When the flow of gases to be cleaned is high and the concentration of organic compounds is very low (less than 1 g/Nm³), the treatment by thermal oxidation would suppose a very high energy cost, since the heat generated by the organic compounds would be very low and heat to get the oxidation temperature should be achieved by the burner. Therefore, in these cases, the concentration of organic compounds is used in a gas stream with a volume between 10 and 16 times lower that will be treated later.
This concentration of the gases to be purified is achieved by a zeolite rotor concentrator, which is a device capable of adsorbing on its surface the organic compounds of the gas stream to be purified. The zeolite absorber is impregnated on a corrugated mineral fiber substrate within the rotor.

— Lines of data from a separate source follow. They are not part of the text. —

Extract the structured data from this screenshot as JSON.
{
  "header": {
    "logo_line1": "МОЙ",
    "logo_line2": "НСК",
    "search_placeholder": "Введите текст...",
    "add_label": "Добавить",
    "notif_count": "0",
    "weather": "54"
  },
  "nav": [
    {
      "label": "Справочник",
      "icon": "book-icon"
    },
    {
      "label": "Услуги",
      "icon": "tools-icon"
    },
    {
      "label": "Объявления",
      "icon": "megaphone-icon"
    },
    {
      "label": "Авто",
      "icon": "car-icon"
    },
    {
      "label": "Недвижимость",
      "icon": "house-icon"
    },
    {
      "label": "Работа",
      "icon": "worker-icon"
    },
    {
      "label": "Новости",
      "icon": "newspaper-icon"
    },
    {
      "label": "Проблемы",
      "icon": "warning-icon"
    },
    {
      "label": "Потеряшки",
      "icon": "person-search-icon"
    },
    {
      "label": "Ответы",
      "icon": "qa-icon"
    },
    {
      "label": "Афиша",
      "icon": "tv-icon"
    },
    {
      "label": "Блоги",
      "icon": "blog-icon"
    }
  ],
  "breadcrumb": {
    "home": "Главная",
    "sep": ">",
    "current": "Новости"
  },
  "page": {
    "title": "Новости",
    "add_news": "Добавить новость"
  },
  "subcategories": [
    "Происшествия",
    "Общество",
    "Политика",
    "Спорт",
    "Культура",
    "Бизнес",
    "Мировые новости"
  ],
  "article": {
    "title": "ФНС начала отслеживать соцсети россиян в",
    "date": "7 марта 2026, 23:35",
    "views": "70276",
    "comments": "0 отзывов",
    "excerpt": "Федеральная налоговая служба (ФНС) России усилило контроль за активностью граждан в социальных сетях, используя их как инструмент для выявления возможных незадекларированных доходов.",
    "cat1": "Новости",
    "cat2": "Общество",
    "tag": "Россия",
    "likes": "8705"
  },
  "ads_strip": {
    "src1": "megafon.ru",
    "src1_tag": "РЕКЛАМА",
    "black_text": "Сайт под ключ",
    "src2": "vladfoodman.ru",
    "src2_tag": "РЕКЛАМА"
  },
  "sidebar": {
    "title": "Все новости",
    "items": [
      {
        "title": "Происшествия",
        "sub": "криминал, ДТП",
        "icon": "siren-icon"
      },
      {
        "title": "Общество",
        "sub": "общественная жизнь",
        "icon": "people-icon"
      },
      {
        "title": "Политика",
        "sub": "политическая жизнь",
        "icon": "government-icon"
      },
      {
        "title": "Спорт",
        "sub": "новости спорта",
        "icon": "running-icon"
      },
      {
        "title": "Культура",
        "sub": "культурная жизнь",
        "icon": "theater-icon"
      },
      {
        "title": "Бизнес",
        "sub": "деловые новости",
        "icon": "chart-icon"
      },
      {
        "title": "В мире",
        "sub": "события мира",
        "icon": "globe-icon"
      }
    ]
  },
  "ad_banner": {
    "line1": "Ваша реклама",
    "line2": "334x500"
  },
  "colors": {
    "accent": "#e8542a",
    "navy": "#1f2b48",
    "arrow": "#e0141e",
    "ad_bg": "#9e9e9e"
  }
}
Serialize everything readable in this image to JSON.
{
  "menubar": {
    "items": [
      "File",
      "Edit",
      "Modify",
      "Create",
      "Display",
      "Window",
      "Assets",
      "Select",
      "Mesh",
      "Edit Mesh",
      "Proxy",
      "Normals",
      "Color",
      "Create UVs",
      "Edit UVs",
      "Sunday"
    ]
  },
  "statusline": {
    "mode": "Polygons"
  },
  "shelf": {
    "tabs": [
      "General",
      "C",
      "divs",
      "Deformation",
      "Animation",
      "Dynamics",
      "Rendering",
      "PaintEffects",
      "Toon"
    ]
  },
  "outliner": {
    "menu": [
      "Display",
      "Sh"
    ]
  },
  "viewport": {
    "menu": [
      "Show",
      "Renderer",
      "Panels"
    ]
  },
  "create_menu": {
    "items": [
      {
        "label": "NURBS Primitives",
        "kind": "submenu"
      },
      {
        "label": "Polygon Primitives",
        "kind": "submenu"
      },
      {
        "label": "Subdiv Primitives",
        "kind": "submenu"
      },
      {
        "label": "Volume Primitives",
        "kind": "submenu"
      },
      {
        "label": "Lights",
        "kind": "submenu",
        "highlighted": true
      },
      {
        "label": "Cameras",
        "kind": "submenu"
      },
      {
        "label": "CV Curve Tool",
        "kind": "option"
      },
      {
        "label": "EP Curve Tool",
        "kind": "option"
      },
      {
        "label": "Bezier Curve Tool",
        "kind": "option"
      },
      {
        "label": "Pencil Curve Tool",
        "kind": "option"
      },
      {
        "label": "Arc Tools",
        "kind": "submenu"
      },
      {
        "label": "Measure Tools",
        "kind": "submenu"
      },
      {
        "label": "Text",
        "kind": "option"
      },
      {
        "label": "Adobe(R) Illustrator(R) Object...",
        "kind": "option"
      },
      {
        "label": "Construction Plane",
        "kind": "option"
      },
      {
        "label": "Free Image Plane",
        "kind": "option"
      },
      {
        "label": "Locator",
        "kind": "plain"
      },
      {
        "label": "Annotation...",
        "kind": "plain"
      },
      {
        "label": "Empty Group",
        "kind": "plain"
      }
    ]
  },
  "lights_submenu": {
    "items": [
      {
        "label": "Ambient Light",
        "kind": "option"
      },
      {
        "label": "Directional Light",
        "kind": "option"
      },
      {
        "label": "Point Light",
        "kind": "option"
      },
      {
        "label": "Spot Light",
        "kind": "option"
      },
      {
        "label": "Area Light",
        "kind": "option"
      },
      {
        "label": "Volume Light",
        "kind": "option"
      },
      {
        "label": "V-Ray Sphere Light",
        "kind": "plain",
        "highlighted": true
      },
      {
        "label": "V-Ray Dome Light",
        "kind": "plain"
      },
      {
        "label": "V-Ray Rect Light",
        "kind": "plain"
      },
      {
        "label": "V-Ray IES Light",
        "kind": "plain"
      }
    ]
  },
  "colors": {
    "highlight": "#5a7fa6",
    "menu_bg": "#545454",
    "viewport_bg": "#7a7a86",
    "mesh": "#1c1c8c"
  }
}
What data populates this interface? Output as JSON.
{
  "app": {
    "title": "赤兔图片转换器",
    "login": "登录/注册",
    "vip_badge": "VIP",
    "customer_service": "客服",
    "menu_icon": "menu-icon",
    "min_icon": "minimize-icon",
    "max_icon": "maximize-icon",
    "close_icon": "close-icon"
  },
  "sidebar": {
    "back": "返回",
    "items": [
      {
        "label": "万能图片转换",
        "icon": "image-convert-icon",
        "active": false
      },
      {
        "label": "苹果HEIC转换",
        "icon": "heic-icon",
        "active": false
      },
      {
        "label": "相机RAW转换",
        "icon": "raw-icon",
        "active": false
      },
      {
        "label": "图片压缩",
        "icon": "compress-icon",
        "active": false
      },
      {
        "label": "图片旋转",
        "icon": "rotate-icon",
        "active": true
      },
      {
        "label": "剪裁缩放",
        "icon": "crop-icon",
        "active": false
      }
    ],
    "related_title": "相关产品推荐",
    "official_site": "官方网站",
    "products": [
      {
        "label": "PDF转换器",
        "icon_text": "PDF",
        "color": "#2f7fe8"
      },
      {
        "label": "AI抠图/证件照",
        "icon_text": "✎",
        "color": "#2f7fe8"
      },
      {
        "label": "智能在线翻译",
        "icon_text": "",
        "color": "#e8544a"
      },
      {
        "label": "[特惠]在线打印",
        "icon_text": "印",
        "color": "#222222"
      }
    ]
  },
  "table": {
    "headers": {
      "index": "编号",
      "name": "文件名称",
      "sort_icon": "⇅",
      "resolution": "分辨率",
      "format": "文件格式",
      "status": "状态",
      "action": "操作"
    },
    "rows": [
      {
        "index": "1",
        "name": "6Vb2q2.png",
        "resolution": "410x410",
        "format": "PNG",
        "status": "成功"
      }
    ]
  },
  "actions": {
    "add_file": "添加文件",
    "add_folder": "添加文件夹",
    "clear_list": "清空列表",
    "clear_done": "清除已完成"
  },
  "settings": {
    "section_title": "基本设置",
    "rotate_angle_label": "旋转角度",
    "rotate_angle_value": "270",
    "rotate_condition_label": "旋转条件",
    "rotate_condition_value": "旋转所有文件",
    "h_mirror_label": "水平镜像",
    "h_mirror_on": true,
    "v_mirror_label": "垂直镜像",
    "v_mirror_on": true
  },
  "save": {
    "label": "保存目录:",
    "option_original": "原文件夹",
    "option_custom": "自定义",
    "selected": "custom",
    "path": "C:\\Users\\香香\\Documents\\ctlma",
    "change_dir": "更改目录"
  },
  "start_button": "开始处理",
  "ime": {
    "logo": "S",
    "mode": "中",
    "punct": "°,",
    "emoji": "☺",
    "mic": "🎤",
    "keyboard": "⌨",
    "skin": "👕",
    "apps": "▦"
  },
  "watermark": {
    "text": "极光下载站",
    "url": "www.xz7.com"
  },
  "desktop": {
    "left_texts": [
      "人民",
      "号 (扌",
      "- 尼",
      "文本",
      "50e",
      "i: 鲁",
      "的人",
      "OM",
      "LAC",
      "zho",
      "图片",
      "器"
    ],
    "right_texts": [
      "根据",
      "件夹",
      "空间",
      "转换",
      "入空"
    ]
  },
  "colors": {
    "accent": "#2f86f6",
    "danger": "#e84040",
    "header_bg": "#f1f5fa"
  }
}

The gases to be cleaned, with a low concentration of VOC's, pass through a filter in which the particles are retained, which would damage the zeolite. Once filtered, the gases pass through the rotor in which the VOC's are absorbed. The clean gases leave the wheel and are emitted into the atmosphere through a stack.
The VOC's are desorbed from the rotor by the passage of a small stream of hot gases through it and in the opposite direction to that of the process gases. The rotor cools this gas stream as the VOC's desorb and exit as a concentrate at a temperature of 50 to 60° C. Normally, the further treatment of the concentrate consists of thermal oxidation (usually in a thermoreactor).
The process gases that leave the cooling sector of the rotor are hot (at a temperature between 75 and 110 °C) and can be used as desorption air with additional heating. The use of this air preheated by the rotor in the cooling zone reduces the overall energy consumption of the system.